The following Op-Ed was recently published in the Hartford Courant:
Connecticut’s sluggish economy, continued state budget crises, and increasing income and property taxes are frequently cited as causing the out-migration of residents from the state. Reports have painted a dire picture based on Census data, which indicates that Connecticut has one of the highest out-migration rates in the country among 20- to 34-year-olds. There are several problems with these arguments.
To start, it is misleading to highlight the rate at which the population is leaving the state without considering the rate at which people move into the state. The correct measure for determining whether the state is experiencing a decline in population due to migration is the net migration rate (the difference between the in-migration rate and the out-migration rate).
In that regard, commentators are generally correct in stating their concern about population loss due to migration. Based on data from the Census’s 2012-2014 American Community Survey, the annual in-migration rate to Connecticut is 20.3 people per 1,000 residents while the annual out-migration rate from Connecticut is 24.6 people per 1,000 residents, for a net migration rate of minus 4.3 people per 1,000 residents. Stated differently, for every 1,000 people in the population at the start of the year, there are 4.3 fewer residents at the end of the year. Connecticut’s net migration rate is the seventh-worst in the country.

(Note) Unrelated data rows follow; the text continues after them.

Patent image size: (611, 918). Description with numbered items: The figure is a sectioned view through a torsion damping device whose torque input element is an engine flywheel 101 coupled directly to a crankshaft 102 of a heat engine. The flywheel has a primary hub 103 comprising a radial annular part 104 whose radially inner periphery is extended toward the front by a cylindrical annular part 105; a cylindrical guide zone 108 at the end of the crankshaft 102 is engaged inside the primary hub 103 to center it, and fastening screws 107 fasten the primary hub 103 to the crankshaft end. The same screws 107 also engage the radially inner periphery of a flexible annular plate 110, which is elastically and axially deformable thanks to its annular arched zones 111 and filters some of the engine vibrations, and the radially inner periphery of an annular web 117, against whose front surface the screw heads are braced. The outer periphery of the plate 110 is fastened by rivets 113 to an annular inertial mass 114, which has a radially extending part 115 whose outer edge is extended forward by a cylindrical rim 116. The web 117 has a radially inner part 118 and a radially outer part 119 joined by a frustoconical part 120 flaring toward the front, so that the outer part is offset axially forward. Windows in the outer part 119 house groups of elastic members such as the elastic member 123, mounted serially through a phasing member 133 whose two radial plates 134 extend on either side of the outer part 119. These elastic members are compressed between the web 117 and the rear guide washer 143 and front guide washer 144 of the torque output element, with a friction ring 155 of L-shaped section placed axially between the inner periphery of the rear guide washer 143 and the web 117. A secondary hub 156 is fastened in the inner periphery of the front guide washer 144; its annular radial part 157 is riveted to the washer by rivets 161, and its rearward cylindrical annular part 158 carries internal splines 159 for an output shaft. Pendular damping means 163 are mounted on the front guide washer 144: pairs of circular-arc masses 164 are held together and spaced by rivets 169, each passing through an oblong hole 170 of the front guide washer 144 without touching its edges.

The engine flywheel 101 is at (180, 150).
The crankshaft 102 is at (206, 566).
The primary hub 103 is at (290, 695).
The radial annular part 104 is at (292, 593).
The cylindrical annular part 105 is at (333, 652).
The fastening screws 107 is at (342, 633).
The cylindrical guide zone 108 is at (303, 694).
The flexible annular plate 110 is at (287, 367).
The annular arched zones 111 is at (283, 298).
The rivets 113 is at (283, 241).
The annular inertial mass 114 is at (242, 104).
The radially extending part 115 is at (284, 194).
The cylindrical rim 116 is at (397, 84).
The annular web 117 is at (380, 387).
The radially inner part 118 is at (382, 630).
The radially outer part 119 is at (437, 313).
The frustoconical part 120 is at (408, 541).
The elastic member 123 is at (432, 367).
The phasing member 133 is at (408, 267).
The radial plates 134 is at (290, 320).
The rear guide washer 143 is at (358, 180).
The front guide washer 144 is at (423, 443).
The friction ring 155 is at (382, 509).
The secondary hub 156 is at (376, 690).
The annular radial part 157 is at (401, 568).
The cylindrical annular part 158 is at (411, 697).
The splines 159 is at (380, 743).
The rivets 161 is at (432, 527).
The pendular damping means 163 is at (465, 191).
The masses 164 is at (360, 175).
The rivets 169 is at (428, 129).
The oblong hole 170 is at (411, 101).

For those considering the health of the state’s economy and its attractiveness as a place to live, however, it is more important to focus on the net migration of some key demographic groups, such as working-age professionals. This demographic group, in particular, is vital to the state economy: Their relatively high incomes drive consumer spending and support local and state governments, as employees they contribute to key industries, and they are unlikely to place a significant burden on stretched government budgets.
Fortunately, the picture when considering working-age professionals is much better than some would have us believe. For example, in Connecticut, the annual net migration rate among adults ages 30 to 59 with a graduate or professional degree is actually positive (4.0 per 1,000 residents). This fact does not support the frequent rhetoric that Connecticut’s current economic malaise is resulting in the wholesale flight of skilled workers from the state.

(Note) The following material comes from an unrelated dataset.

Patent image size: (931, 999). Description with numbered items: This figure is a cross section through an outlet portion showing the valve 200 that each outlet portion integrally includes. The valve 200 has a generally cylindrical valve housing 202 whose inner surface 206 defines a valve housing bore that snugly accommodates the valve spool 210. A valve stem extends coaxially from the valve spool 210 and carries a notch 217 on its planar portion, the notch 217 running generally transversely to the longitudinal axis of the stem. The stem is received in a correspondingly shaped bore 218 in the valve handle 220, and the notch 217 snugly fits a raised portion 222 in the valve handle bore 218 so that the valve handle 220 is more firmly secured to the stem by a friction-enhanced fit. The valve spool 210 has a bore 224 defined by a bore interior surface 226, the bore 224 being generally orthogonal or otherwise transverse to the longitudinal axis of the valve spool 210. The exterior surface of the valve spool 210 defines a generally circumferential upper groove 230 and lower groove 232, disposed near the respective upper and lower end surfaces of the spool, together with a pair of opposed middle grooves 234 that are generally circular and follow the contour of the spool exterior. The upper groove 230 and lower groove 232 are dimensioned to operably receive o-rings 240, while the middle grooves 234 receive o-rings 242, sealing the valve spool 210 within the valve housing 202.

This last point is important to reflect upon: With a sluggish economy and increasing taxes, why aren’t working-age professionals leaving the state? This is a tough question to answer in limited space, but research suggests a few things might be at work.
Second, migrants do not just follow jobs but make complex decisions within the broader context of the particular needs of their family; decisions that involve trade-offs between potential earnings, quality of life and cost of living. When weighing these criteria, Connecticut remains attractive to working-age professionals, many of whom have partners and children. For them, the higher cost of living is apparently compensated for by higher earnings, better career opportunities, established neighborhoods, quality educational opportunities, an attractive cultural landscape and proximity to various types of amenities such as large cities, mountains, and beaches.

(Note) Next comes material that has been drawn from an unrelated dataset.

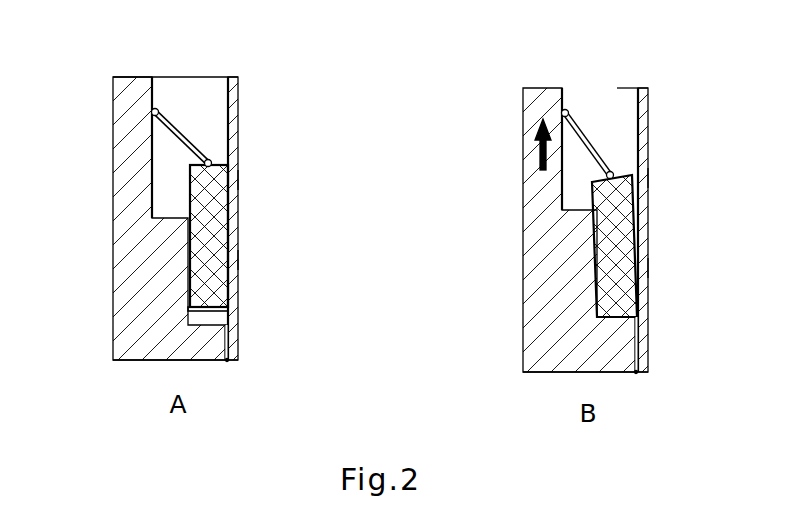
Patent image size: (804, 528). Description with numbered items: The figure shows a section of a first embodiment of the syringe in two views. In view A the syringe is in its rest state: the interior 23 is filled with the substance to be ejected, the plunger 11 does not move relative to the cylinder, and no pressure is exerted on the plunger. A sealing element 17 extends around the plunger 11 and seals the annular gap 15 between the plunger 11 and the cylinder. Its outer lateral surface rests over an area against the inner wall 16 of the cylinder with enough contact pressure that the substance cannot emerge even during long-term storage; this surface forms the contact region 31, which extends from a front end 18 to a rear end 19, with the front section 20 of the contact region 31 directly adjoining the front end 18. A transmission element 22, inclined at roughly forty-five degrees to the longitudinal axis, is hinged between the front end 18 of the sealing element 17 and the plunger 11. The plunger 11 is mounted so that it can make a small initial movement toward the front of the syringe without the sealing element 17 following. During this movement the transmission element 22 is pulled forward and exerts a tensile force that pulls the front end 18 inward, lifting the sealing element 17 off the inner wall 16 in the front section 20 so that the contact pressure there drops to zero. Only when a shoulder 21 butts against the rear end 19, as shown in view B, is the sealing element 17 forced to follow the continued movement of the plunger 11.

Although there is no denying that the state faces some significant economic hurdles in the coming years, it is wrong to imply that the state is in crisis because it is bleeding population. Indeed, the evidence shows that the state continues to remain attractive to well-educated professionals who seek a balance of quality of life, access to cultural and natural amenities, and career prospects. This speaks well of Connecticut’s future economic prospects.